DISPARITION
Homme-orchestre de la mouvance, cet ancien de «Minute» entretenait de foisonnants fichiers sur sa famille politique et les activités des «lobbies».
Figure familière à l’extrême droite, le journaliste Emmanuel Ratier est décédé mercredi à l’âge de 57 ans d’un accident cardiaque. Inconnu du grand public, cet ancien du journal Minute avait aussi collaboré à Valeurs Actuelles et au Figaro Magazine. Il s’était également fait le documentaliste de sa famille politique, publiant depuis 1996 sa propre lettre confidentielle Faits et Documents. Cette publication bimensuelle était devenue une petite institution à l’extrême droite, utilisée même par des spécialistes extérieurs à la mouvance. Jeudi, de nombreuses figures de son camp saluaient la mémoire de l’essayiste - dont Jean-Marie Le Pen, en instance de jugement par le bureau exécutif du Front national :
Faits et Documents comprend portraits, «indiscrets» politiques ou encore une veille sur l’activité des «lobbies». Cette dernière rubrique accorde une attention particulière aux organisations juives et franc-maçonnes. Si Faits et Documents se caractérise par un ton factuel et un niveau d’information assez remarquable, elle laissait transparaître les convictions de son auteur. «Emmanuel Ratier était sans doute un antisioniste assez conséquent, mais son discours était dépourvu de la dimension haineuse évidente chez d’autres auteurs, juge le spécialiste de l’extrême droite Jean-Yves Camus. Il était persuadé que l’essentiel de la politique consistait en jeux d’influence et de lobbies, mais sans désigner lui-même un agent central du complot. Quant à la méthode, c’était un homme assez prudent avec une réelle capacité professionnelle de journaliste, en dépit d’erreurs mineures».

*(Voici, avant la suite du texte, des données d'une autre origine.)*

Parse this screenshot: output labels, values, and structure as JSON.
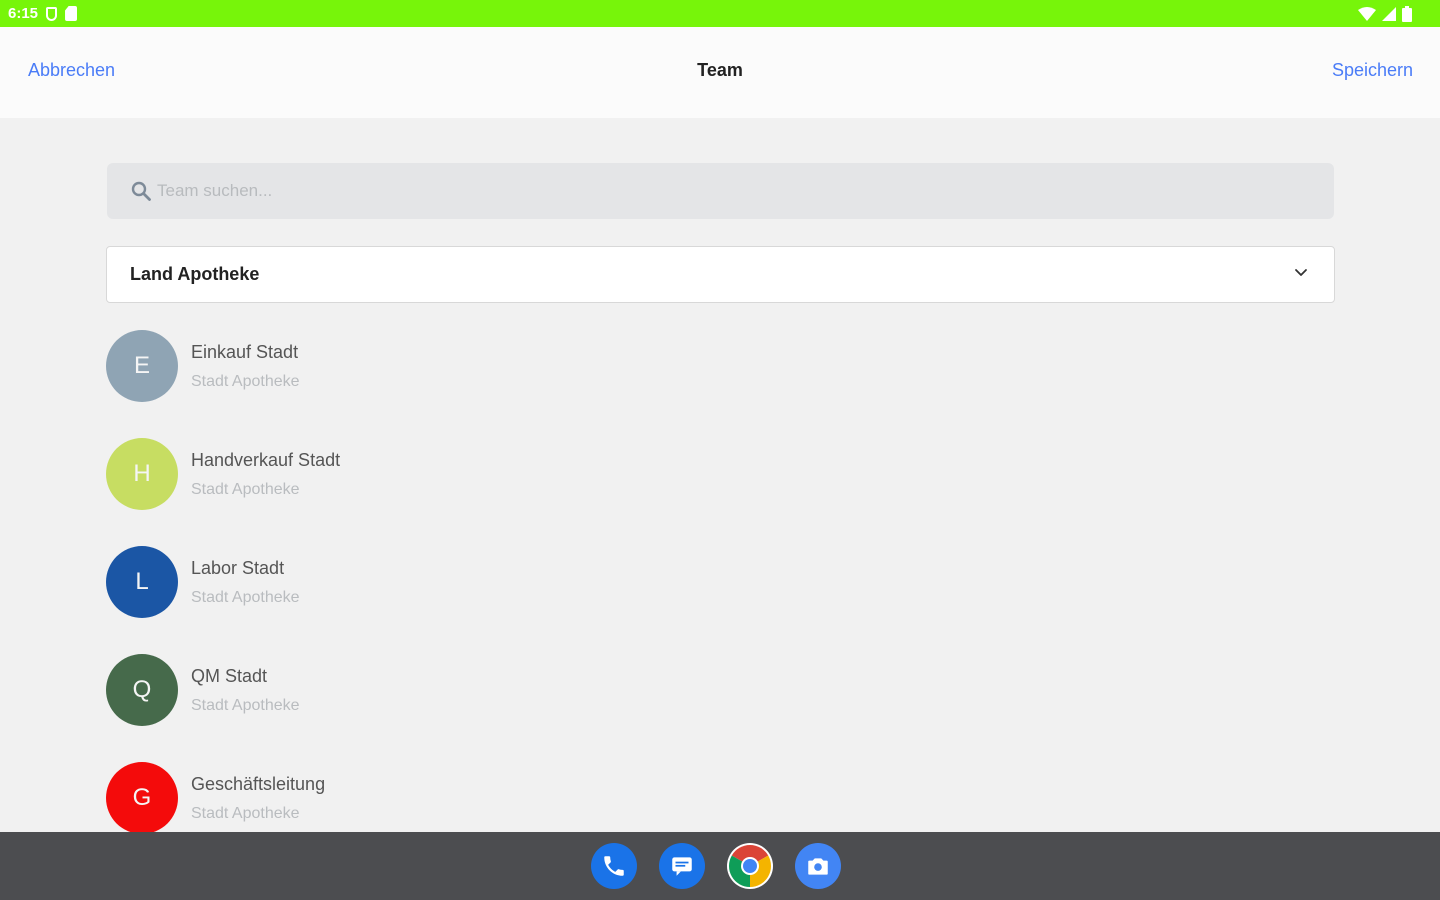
{
  "status_bar": {
    "time": "6:15"
  },
  "header": {
    "cancel": "Abbrechen",
    "title": "Team",
    "save": "Speichern"
  },
  "search": {
    "placeholder": "Team suchen..."
  },
  "dropdown": {
    "selected": "Land Apotheke"
  },
  "teams": [
    {
      "initial": "E",
      "name": "Einkauf Stadt",
      "pharmacy": "Stadt Apotheke",
      "color": "#8fa4b4"
    },
    {
      "initial": "H",
      "name": "Handverkauf Stadt",
      "pharmacy": "Stadt Apotheke",
      "color": "#c7dd62"
    },
    {
      "initial": "L",
      "name": "Labor Stadt",
      "pharmacy": "Stadt Apotheke",
      "color": "#1b56a5"
    },
    {
      "initial": "Q",
      "name": "QM Stadt",
      "pharmacy": "Stadt Apotheke",
      "color": "#466a4b"
    },
    {
      "initial": "G",
      "name": "Geschäftsleitung",
      "pharmacy": "Stadt Apotheke",
      "color": "#f40b0b"
    }
  ],
  "dock": [
    "phone-app",
    "messages-app",
    "chrome-app",
    "camera-app"
  ],
  "colors": {
    "status_bar": "#77f50a",
    "accent": "#4a7cf7",
    "nav_bar": "#4c4d50"
  }
}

Rapprochement avec Alain Soral
Ces dernières années, Emmanuel Ratier s’était rapproché du polémiste antisémite Alain Soral, participant notamment à alimenter le site de son organisation Egalité et Réconciliation. Animateur sur Radio Courtoisie, l’antenne «de la libre parole et du pays réel», Ratier dirigeait également la librairie Facta, dans le neuvième arrondissement de Paris. Une sorte de bibliothèque idéale de l’extrême droite, jusqu’aux ouvrages les plus sulfureux - notamment les écrits du négationniste Robert Faurisson - ou les plus obscurs. Emmanuel Ratier était lui-même l’auteur d’une volumineuse Encyclopédie politique française et plus récemment d’un ouvrage sur La face cachée de Manuel Valls qui a connu un certain retentissement au sein de sa famille politique. Il prétendait notamment révéler le rôle de l’épouse du Premier ministre dans une subite «conversion» qu’aurait connue ce dernier en faveur d’Israël.
Le défunt entretenait enfin une très riche documentation personnelle sur de nombreuses personnalités, associées ou non à l’extrême droite. Des dossiers parfois mis à disposition de ses amis politiques ou de journalistes, même représentants de cette «presse du système» honnie. Emmanuel Ratier était généralement considéré comme l’hériter d’Henry Coston, autre nomenclateur d’extrême droite décédé en 2001, lui ouvertement complotiste et antisémite.